BMJ 2017; 358 doi: https://doi.org/10.1136/bmj.j3861 (Published 11 August 2017) Cite this as: BMJ 2017;358:j3861
  1. Gareth Iacobucci
  1. The BMJ

The number of patients on waiting lists for elective surgery at NHS hospitals in England has passed four million for the first time in 10 years, official figures show.1

Service leaders and experts said the figures showed that the NHS was at “full stretch” even in the summer months and urged the government to take act now to increase capacity.

The data, from NHS England, show that 3.83 million people were on the waiting list for non-urgent hospital treatment at the end of June 2017. But NHS England said the number was likely to be over four million when figures from six hospital trusts that had not submitted data were factored in.

This is the first time that the number of people waiting for elective surgery in England has passed four million since waiting time targets were launched in 2007.

In March 2017 NHS England relaxed the requirement for hospitals to treat at least 92% of patients on the waiting list within 18 weeks, to allow hospitals to focus on other areas, such as emergency departments under pressure.2

The data also showed that in July 2017 90.3% of people in emergency departments were treated in four hours, against the target of 95%.3

Chaand Nagpaul, the BMA’s chair of council, said that longer waiting times and cancellations were harming the care of patients. “To ensure the NHS is equipped to deliver the best care for patients, the government needs to look at the long term funding, capacity, and recruitment issues facing the system as a whole,” he said.

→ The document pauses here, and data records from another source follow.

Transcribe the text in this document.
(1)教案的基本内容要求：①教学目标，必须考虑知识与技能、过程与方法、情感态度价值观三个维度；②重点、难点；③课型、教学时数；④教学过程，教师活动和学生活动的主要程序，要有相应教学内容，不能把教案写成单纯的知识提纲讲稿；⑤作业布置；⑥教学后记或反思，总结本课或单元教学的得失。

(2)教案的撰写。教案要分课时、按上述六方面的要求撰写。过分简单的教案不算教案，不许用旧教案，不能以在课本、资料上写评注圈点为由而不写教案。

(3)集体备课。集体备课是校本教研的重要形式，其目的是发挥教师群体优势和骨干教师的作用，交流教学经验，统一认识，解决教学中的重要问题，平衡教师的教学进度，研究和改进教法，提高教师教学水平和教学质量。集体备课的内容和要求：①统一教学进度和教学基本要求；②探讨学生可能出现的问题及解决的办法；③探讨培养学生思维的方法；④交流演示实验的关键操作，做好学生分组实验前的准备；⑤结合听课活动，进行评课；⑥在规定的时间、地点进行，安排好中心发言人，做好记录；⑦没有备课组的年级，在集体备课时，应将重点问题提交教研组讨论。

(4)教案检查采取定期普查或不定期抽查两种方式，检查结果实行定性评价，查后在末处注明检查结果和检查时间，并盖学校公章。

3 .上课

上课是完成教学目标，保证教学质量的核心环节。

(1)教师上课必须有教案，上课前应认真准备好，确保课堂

Richard Murray, director of policy at the health think tank the King’s Fund, said that the number of people waiting for treatment was “a symbolic moment for the NHS.”

He said, “While what matters most for patients is how long they wait, taken together with the fact that the NHS has missed the waiting times standard for over a year, these statistics show once again that it is unrealistic to expect the NHS to continue to be able to offer the same standards of care within the current budget.”

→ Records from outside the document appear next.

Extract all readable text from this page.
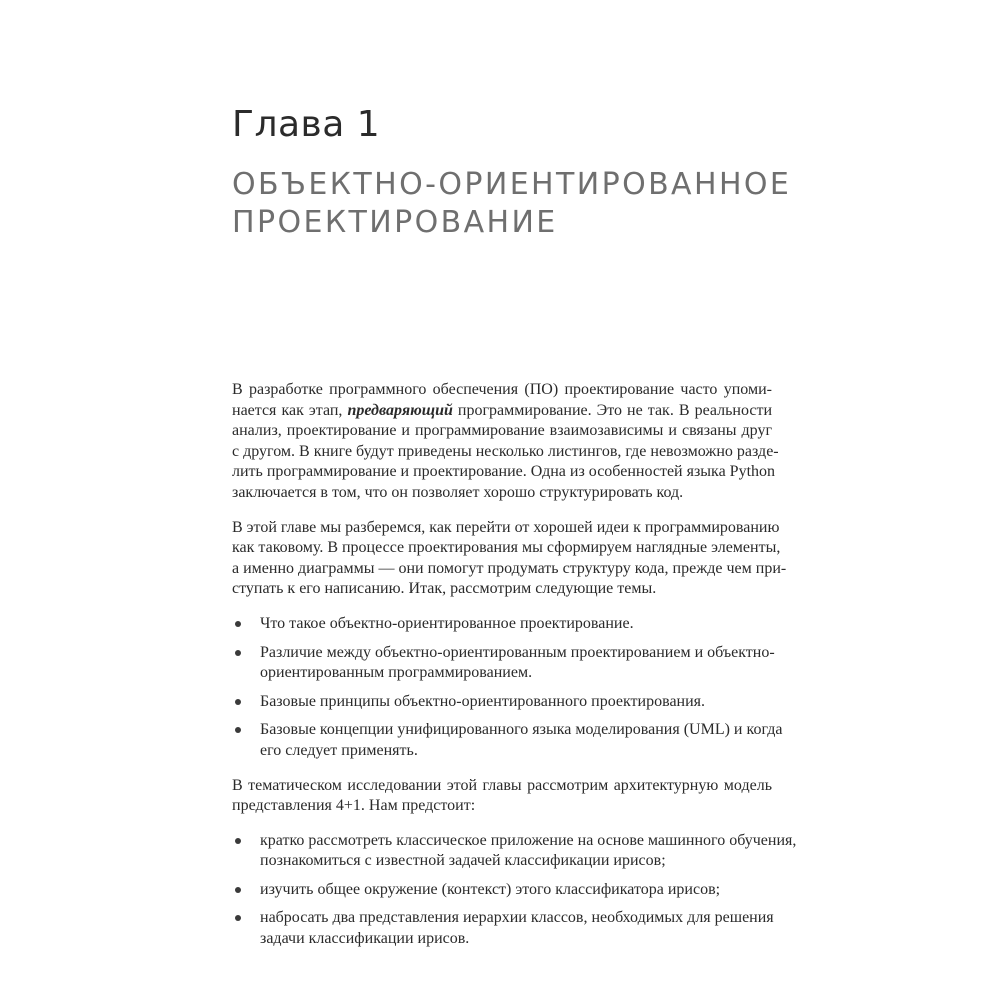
Глава 1
ОБЪЕКТНО-ОРИЕНТИРОВАННОЕ
ПРОЕКТИРОВАНИЕ

В разработке программного обеспечения (ПО) проектирование часто упоми-
нается как этап, предваряющий программирование. Это не так. В реальности
анализ, проектирование и программирование взаимозависимы и связаны друг
с другом. В книге будут приведены несколько листингов, где невозможно разде-
лить программирование и проектирование. Одна из особенностей языка Python
заключается в том, что он позволяет хорошо структурировать код.

В этой главе мы разберемся, как перейти от хорошей идеи к программированию
как таковому. В процессе проектирования мы сформируем наглядные элементы,
а именно диаграммы — они помогут продумать структуру кода, прежде чем при-
ступать к его написанию. Итак, рассмотрим следующие темы.

Что такое объектно-ориентированное проектирование.
Различие между объектно-ориентированным проектированием и объектно-
ориентированным программированием.
Базовые принципы объектно-ориентированного проектирования.
Базовые концепции унифицированного языка моделирования (UML) и когда
его следует применять.

В тематическом исследовании этой главы рассмотрим архитектурную модель
представления 4+1. Нам предстоит:

кратко рассмотреть классическое приложение на основе машинного обучения,
познакомиться с известной задачей классификации ирисов;
изучить общее окружение (контекст) этого классификатора ирисов;
набросать два представления иерархии классов, необходимых для решения
задачи классификации ирисов.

Phillippa Hentsch, head of analysis at NHS Providers, said that the figures showed the NHS to be at “full stretch” even in the summer. “There is clearly an urgent need to put in place additional capacity to cope with the pressures of the coming winter,” she said.

“We estimate that somewhere between £200m and £350m is required—that must be something we can find within an overall health budget of £124bn.”

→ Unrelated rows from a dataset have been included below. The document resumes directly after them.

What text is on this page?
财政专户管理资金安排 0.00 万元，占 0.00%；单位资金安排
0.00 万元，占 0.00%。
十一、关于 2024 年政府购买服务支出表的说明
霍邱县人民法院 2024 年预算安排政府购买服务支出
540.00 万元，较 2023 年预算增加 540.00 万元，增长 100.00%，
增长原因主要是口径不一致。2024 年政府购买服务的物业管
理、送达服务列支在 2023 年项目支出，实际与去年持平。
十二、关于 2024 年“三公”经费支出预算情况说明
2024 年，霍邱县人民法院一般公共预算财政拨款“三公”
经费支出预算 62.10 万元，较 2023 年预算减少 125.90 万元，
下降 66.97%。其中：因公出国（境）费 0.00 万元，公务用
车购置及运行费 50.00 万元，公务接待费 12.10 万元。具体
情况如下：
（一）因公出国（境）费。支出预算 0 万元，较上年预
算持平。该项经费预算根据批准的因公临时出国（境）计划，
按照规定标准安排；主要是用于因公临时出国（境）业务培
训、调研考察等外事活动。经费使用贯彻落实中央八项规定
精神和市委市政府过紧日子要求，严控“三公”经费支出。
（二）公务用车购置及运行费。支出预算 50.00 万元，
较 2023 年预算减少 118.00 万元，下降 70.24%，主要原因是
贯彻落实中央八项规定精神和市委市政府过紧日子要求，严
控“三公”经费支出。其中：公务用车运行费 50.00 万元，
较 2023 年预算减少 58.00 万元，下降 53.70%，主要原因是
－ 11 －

John Appleby, director of research and chief economist at the think tank the Nuffield Trust, said, “These figures show that the NHS continues to be systematically unable to meet its main targets.

“This puts the NHS on the back foot as we approach winter, with problems both at the ‘front door’ of A&E [accident and emergency] departments and at the ‘back door,’ as hospitals struggle to send people home or onto further care.”